This content is provided by Americans for Tax Reform Foundation.

One of the maxims of modern-day economics is that the entire system is built on confidence. Feelings of financial insecurity have a tendency to spread quickly and envelop the entire economy. For this reason, it is extremely important that consumers have confidence in the fundamentals of the economy.

It is natural for citizens to feel trepidation about the economy during and immediately after a recession. The University of Michigan/Thompson Reuters Consumer Sentiment Index reflects this phenomenon. Indeed, the index registered at the low level of 70.4 in the third month of the Reagan recovery, January 1983.

However, in a solid recovery a spike in consumer sentiment generally occurs as citizens sense that the engines of economic growth are restarting. In the mid-1980s recovery, consumer confidence shot up remarkably quickly. In just four months, the index had increased from 70.4 in January 1983 to 93.3 in May of that year. As consumers felt a sustained boost to the economy, the index remained around or above 90 for the rest of the recovery.

In the recovery overseen by President Obama, consumer confidence has failed not only to sustain the levels reached under Reagan but even to reach them at all. The highest data point in the University of Michigan index during the tenure of President Obama is 79.3, recorded in May. Just as it appeared that consumer sentiment might be approaching normal levels, the index dropped sharply to 74.1 in June. 

At every point in the Obama recovery, consumer confidence has been below its level at equivalent points in the Reagan recovery. The perception on the part of ordinary Americans that the economy is in a precarious position has negatively impacted growth. When consumer spending suffers, roughly 70 percent of economic activity declines.

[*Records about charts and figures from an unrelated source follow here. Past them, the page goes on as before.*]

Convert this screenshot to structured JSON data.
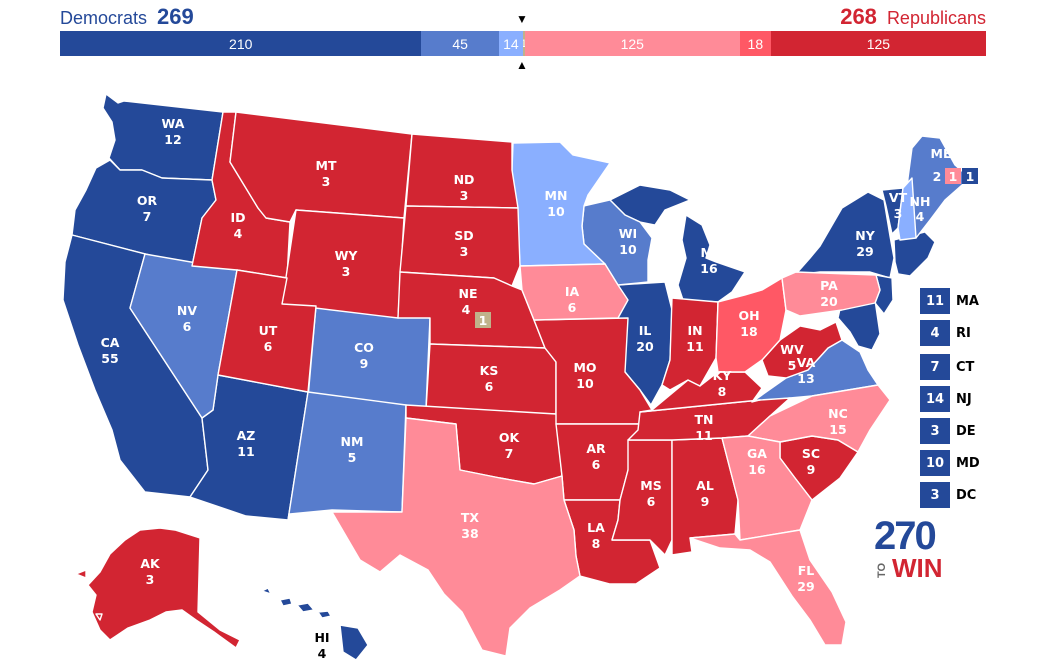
{
  "header": {
    "dem_label": "Democrats",
    "dem_total": "269",
    "rep_total": "268",
    "rep_label": "Republicans"
  },
  "colors": {
    "safe_dem": "#244999",
    "likely_dem": "#577ccc",
    "lean_dem": "#8aafff",
    "lean_rep": "#ff8b98",
    "likely_rep": "#ff5865",
    "safe_rep": "#d22532",
    "tossup": "#c0b28b"
  },
  "bar": [
    {
      "label": "210",
      "value": 210,
      "color": "#244999"
    },
    {
      "label": "45",
      "value": 45,
      "color": "#577ccc"
    },
    {
      "label": "14",
      "value": 14,
      "color": "#8aafff"
    },
    {
      "label": "1",
      "value": 1,
      "color": "#c0b28b"
    },
    {
      "label": "125",
      "value": 125,
      "color": "#ff8b98"
    },
    {
      "label": "18",
      "value": 18,
      "color": "#ff5865"
    },
    {
      "label": "125",
      "value": 125,
      "color": "#d22532"
    }
  ],
  "states": {
    "WA": {
      "abbr": "WA",
      "ev": "12"
    },
    "OR": {
      "abbr": "OR",
      "ev": "7"
    },
    "CA": {
      "abbr": "CA",
      "ev": "55"
    },
    "NV": {
      "abbr": "NV",
      "ev": "6"
    },
    "ID": {
      "abbr": "ID",
      "ev": "4"
    },
    "MT": {
      "abbr": "MT",
      "ev": "3"
    },
    "WY": {
      "abbr": "WY",
      "ev": "3"
    },
    "UT": {
      "abbr": "UT",
      "ev": "6"
    },
    "AZ": {
      "abbr": "AZ",
      "ev": "11"
    },
    "CO": {
      "abbr": "CO",
      "ev": "9"
    },
    "NM": {
      "abbr": "NM",
      "ev": "5"
    },
    "ND": {
      "abbr": "ND",
      "ev": "3"
    },
    "SD": {
      "abbr": "SD",
      "ev": "3"
    },
    "NE": {
      "abbr": "NE",
      "ev": "4",
      "district": "1"
    },
    "KS": {
      "abbr": "KS",
      "ev": "6"
    },
    "OK": {
      "abbr": "OK",
      "ev": "7"
    },
    "TX": {
      "abbr": "TX",
      "ev": "38"
    },
    "MN": {
      "abbr": "MN",
      "ev": "10"
    },
    "IA": {
      "abbr": "IA",
      "ev": "6"
    },
    "MO": {
      "abbr": "MO",
      "ev": "10"
    },
    "AR": {
      "abbr": "AR",
      "ev": "6"
    },
    "LA": {
      "abbr": "LA",
      "ev": "8"
    },
    "WI": {
      "abbr": "WI",
      "ev": "10"
    },
    "IL": {
      "abbr": "IL",
      "ev": "20"
    },
    "MI": {
      "abbr": "MI",
      "ev": "16"
    },
    "IN": {
      "abbr": "IN",
      "ev": "11"
    },
    "OH": {
      "abbr": "OH",
      "ev": "18"
    },
    "KY": {
      "abbr": "KY",
      "ev": "8"
    },
    "TN": {
      "abbr": "TN",
      "ev": "11"
    },
    "MS": {
      "abbr": "MS",
      "ev": "6"
    },
    "AL": {
      "abbr": "AL",
      "ev": "9"
    },
    "GA": {
      "abbr": "GA",
      "ev": "16"
    },
    "FL": {
      "abbr": "FL",
      "ev": "29"
    },
    "SC": {
      "abbr": "SC",
      "ev": "9"
    },
    "NC": {
      "abbr": "NC",
      "ev": "15"
    },
    "VA": {
      "abbr": "VA",
      "ev": "13"
    },
    "WV": {
      "abbr": "WV",
      "ev": "5"
    },
    "PA": {
      "abbr": "PA",
      "ev": "20"
    },
    "NY": {
      "abbr": "NY",
      "ev": "29"
    },
    "VT": {
      "abbr": "VT",
      "ev": "3"
    },
    "NH": {
      "abbr": "NH",
      "ev": "4"
    },
    "ME": {
      "abbr": "ME",
      "ev": "2",
      "d1": "1",
      "d2": "1"
    },
    "AK": {
      "abbr": "AK",
      "ev": "3"
    },
    "HI": {
      "abbr": "HI",
      "ev": "4"
    }
  },
  "legend": [
    {
      "ev": "11",
      "abbr": "MA"
    },
    {
      "ev": "4",
      "abbr": "RI"
    },
    {
      "ev": "7",
      "abbr": "CT"
    },
    {
      "ev": "14",
      "abbr": "NJ"
    },
    {
      "ev": "3",
      "abbr": "DE"
    },
    {
      "ev": "10",
      "abbr": "MD"
    },
    {
      "ev": "3",
      "abbr": "DC"
    }
  ],
  "logo": {
    "number": "270",
    "to": "TO",
    "win": "WIN"
  }
}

Data on consumer spending show that low confidence in the economy has indeed affected outlays. Real personal consumption expenditures (PCE), consumer spending adjusted for inflation, have risen by only 5.52 percent over the first 13 quarters of the Obama presidency compared with 8.87 percent in the first 13 quarters of President George W. Bush’s first term. PCE was not calculated on a quarterly basis during the Reagan presidency, but Commerce Department figures show a strong 12.87 percent increase over the first three years of Reagan’s first term.  

Midway through President Obama’s fourth year in office, consumers are still not spending because they remain worried about the fundamentals of the American economy, and rightly so. In the absence of the enactment of pro-growth policies, expect consumer confidence and spending to linger at subpar levels.